El mes de junio lo dediqué por entero a planificar el verano. La formación en Ávila no empezaría hasta el mes de septiembre, según me informaban en la carta de citación. ¡Menudo subidón abrir el buzón y encontrarla ahí! Desde la Dirección General de la Policía me daban hasta la enhorabuena por lo conseguido. Todo un detalle por su parte. A la vista de los acontecimientos decidí, aprovechando que mi abuelo contaba con una segunda residencia en un pequeño municipio de la costa malagueña, que me trasladaría hasta allí. Iría con él, por supuesto. Porque es cierto eso que dicen de que los abuelos deberían ser eternos: el mío, además de eso, era mi mejor amigo, mi confidente. Y ese año, por si fuera poco, había Mundial. El fútbol era nuestro principal nexo de unión y no pensábamos perdernos ni un solo partido. Veríamos los de España y todos los demás. Sin excepción.


Un 29 de junio puse rumbo al paraíso. O mejor dicho, pusimos. Lo hice acompañado de mi abuelo, a quien por cierto le encantaba madrugar. Aún estando ociosos ambos, uno por jubilación y otro porque sí, porque me lo había currado; me emplazó para salir a las siete de la mañana. ¡A las siete de la mañana! Como lo leéis… Su argumento: “A quien madruga Dios le ayuda”. Irrebatible, irrefutable. El caso es que se hizo como él quería y, al final, se lo tuve que agradecer. A nuestro paso por el Rincón de la Victoria me propuso parar para desayunar.
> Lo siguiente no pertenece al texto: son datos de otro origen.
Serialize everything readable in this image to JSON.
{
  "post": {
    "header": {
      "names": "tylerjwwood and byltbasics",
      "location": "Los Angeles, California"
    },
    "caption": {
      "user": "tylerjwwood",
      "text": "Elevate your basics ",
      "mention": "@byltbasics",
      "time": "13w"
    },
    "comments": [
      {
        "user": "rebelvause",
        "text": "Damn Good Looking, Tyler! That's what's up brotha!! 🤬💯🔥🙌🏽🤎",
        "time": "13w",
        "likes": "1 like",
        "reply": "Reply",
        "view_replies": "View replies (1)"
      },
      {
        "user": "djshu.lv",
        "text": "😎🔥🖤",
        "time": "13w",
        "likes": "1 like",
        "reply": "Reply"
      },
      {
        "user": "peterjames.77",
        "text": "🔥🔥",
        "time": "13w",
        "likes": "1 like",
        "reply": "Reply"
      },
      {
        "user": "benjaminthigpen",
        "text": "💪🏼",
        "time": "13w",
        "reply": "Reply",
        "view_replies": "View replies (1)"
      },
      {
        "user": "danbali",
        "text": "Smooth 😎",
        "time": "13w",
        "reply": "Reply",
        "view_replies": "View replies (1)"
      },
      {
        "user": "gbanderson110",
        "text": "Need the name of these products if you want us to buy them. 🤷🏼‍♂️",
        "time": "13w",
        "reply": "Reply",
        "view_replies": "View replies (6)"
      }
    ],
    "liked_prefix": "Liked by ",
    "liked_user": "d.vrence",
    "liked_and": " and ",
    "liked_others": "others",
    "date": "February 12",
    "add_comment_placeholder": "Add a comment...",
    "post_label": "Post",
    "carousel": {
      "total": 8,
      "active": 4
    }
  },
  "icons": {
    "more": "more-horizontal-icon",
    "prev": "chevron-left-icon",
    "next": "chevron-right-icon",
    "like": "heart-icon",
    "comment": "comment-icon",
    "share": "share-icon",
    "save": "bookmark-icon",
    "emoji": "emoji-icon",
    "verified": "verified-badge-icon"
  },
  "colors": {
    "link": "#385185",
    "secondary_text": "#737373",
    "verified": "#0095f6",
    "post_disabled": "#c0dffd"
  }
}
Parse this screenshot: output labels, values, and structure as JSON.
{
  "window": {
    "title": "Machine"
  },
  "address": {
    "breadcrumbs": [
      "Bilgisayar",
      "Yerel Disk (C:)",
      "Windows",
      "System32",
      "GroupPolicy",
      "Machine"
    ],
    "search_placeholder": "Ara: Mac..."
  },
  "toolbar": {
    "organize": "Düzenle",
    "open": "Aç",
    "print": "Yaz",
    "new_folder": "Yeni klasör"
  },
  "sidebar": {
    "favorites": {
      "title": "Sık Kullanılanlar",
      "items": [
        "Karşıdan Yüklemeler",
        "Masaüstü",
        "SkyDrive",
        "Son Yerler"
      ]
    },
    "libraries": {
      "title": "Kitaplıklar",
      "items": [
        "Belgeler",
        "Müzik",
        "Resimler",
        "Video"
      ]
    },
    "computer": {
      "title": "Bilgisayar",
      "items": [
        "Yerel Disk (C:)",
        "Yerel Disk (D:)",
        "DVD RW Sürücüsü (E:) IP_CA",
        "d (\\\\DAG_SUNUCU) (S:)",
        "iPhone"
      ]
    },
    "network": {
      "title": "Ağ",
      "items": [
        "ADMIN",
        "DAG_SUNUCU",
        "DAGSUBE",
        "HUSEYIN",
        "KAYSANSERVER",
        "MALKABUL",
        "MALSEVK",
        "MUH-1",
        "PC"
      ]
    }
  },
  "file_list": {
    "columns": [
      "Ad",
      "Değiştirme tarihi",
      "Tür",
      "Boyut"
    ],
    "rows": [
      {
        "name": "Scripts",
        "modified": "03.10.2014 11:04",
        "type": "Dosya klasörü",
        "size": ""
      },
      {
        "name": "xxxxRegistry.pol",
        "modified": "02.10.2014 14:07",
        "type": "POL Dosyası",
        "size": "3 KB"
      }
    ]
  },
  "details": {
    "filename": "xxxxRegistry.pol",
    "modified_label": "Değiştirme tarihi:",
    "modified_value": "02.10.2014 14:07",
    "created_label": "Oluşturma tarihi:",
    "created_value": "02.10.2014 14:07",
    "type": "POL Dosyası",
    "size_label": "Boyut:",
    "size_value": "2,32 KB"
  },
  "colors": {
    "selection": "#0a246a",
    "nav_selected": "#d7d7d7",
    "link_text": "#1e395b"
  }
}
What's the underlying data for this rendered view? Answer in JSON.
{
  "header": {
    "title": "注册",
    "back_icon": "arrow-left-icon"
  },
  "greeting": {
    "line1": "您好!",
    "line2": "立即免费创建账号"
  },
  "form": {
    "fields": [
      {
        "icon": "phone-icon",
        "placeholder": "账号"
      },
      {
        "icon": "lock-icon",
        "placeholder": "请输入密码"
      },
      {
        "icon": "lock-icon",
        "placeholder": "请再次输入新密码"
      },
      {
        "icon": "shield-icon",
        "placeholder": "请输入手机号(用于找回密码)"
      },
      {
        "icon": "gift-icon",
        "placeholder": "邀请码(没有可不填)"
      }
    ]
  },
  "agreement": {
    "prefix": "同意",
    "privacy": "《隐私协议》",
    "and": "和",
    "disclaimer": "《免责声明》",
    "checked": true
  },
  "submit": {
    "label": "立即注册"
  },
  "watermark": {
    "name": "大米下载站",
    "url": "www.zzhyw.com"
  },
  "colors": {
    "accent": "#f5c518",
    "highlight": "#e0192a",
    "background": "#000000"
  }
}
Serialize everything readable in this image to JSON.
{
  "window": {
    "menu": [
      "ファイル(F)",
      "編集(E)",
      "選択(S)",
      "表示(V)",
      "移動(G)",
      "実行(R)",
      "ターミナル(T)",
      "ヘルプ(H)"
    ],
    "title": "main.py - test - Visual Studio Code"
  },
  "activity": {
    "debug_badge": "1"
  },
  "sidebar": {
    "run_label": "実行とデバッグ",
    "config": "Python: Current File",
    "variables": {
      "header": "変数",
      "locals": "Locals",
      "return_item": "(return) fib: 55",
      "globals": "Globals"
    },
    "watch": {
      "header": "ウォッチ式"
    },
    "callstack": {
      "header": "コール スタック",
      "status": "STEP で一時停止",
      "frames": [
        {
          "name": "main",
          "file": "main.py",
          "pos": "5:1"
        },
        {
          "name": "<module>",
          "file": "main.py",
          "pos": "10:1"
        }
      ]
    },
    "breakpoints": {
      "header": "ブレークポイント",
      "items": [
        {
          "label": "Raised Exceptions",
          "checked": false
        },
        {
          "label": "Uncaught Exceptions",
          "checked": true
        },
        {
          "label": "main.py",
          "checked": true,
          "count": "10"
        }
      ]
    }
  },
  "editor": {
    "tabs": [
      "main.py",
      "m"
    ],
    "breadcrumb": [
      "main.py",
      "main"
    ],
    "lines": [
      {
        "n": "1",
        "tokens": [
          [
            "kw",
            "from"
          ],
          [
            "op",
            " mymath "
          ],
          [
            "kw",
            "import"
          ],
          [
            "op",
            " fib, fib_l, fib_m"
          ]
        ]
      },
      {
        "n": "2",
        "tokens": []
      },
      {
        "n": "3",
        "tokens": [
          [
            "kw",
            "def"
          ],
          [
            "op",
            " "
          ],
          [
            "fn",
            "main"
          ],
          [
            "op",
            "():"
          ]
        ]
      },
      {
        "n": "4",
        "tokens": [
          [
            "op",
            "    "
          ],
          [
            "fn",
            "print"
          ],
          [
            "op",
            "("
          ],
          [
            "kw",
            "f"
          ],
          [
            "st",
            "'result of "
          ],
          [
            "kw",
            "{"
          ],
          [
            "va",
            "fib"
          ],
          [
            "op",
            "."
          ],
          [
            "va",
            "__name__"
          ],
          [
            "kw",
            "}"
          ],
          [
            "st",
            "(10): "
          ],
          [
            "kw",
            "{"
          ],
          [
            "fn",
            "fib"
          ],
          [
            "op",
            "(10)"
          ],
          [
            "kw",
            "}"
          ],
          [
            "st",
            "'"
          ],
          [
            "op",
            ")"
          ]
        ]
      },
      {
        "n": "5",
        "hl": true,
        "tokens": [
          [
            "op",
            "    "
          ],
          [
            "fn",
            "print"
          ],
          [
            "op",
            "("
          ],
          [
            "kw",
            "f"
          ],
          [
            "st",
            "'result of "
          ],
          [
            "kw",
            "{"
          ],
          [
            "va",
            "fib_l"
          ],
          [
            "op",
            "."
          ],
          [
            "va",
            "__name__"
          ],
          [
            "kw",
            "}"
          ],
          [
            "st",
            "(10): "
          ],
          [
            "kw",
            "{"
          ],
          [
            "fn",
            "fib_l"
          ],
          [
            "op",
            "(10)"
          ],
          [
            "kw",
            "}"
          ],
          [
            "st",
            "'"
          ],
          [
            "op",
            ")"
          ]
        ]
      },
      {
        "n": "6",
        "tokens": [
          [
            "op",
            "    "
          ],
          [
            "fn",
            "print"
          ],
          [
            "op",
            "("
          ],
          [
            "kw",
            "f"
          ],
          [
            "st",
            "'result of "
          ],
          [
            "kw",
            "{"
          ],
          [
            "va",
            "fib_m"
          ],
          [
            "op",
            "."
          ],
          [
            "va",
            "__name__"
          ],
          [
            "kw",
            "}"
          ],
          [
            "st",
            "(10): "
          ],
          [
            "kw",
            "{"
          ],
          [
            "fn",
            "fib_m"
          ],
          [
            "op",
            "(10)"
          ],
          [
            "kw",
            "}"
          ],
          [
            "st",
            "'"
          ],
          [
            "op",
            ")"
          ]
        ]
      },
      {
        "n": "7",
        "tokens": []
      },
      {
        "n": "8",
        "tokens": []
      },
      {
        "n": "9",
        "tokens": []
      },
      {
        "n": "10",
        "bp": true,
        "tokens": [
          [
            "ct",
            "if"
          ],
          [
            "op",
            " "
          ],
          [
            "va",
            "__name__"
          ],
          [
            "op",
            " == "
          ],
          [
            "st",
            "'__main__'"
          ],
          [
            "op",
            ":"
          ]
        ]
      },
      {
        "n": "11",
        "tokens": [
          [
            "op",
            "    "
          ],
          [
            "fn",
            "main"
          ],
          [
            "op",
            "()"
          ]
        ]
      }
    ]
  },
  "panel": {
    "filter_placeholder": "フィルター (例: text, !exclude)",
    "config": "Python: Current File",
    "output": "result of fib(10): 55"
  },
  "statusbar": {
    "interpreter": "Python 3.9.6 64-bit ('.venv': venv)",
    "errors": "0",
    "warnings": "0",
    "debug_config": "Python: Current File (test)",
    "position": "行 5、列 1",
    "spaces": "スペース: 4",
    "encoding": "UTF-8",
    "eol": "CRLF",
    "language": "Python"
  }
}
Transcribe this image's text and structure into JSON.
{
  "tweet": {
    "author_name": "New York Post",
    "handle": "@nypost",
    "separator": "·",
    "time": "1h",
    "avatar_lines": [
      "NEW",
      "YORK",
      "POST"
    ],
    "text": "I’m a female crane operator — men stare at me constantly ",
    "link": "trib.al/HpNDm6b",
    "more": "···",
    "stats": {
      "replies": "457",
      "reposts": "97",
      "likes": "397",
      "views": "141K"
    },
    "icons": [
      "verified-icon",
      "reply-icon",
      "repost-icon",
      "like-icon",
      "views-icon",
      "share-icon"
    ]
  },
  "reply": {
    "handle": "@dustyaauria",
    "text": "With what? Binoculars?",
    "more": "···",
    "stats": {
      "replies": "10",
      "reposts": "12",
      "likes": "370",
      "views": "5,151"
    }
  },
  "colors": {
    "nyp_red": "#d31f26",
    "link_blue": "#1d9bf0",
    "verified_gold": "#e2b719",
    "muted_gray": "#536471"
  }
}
Tomé la primera salida que pude y nos encaminamos hacia la costa. Íbamos totalmente a ciegas. Ninguno había estado antes por la zona. Decidimos, en base a la popular creencia de que donde paran los camioneros, por riles, son los mejores sitios; detenernos en un bar del pueblo, atestado de vehículos pesados. Ese día confirmé que la sabiduría del pueblo no debe ser cuestionada. Menudo mollete mixto vegetal me hinqué. Alta cocina.


Con la barriga llena y una sonrisa de oreja a oreja llegamos a nuestro destino: Torre del Mar. La playa ha sido siempre una de mis pasiones. Las mañanas y algunas tardes las dedicaría a impartir clases particulares de refuerzo. Necesitaba una fuente de ingresos temporal. El resto del tiempo sería invertido en ocio. Me lo había ganado. Sobre la una y media me citaba con mi abuelo en El Yate, un bar de los más clásicos, para tomarnos un par de cervezas acompañadas por un buen plato de gambas cocidas. Un lujo al alcance de unos pocos. Después del almuerzo nos tendíamos en el sofá a pegar una cabezada. El descanso del guerrero. Si no tenía clases, a eso de las cinco ya estaba tendido en la esterilla, tostándome al sol. Si las tenía, entre clase y clase, solía aprovechar para refrescarme en la piscina de la urbanización. Por la noche salía a cenar y tomar algo con amigos. Día sí, día también. 


Ahora que me paro a pensarlo fríamente, el verano de 2010 no distó mucho de otros en lo que a actividades se refiere. Yo era de los que solía aprobar todo en junio durante mi época de universitario, así que los meses estivales los pasaba de la misma guisa. En Torre del Mar y ocioso. En mi refugio. Sin embargo, el verano de 2010 tenía algo que los otros no tenían – además de que España se proclamó campeona del mundo, no lo olvidemos -: había alcanzado mi SUEÑO, en mayúsculas. Iba a ser inspector de policía. Todo el esfuerzo había merecido la pena. Lo conseguí, la plaza era mía. Ese ha sido, de largo, el mejor verano de mi vida.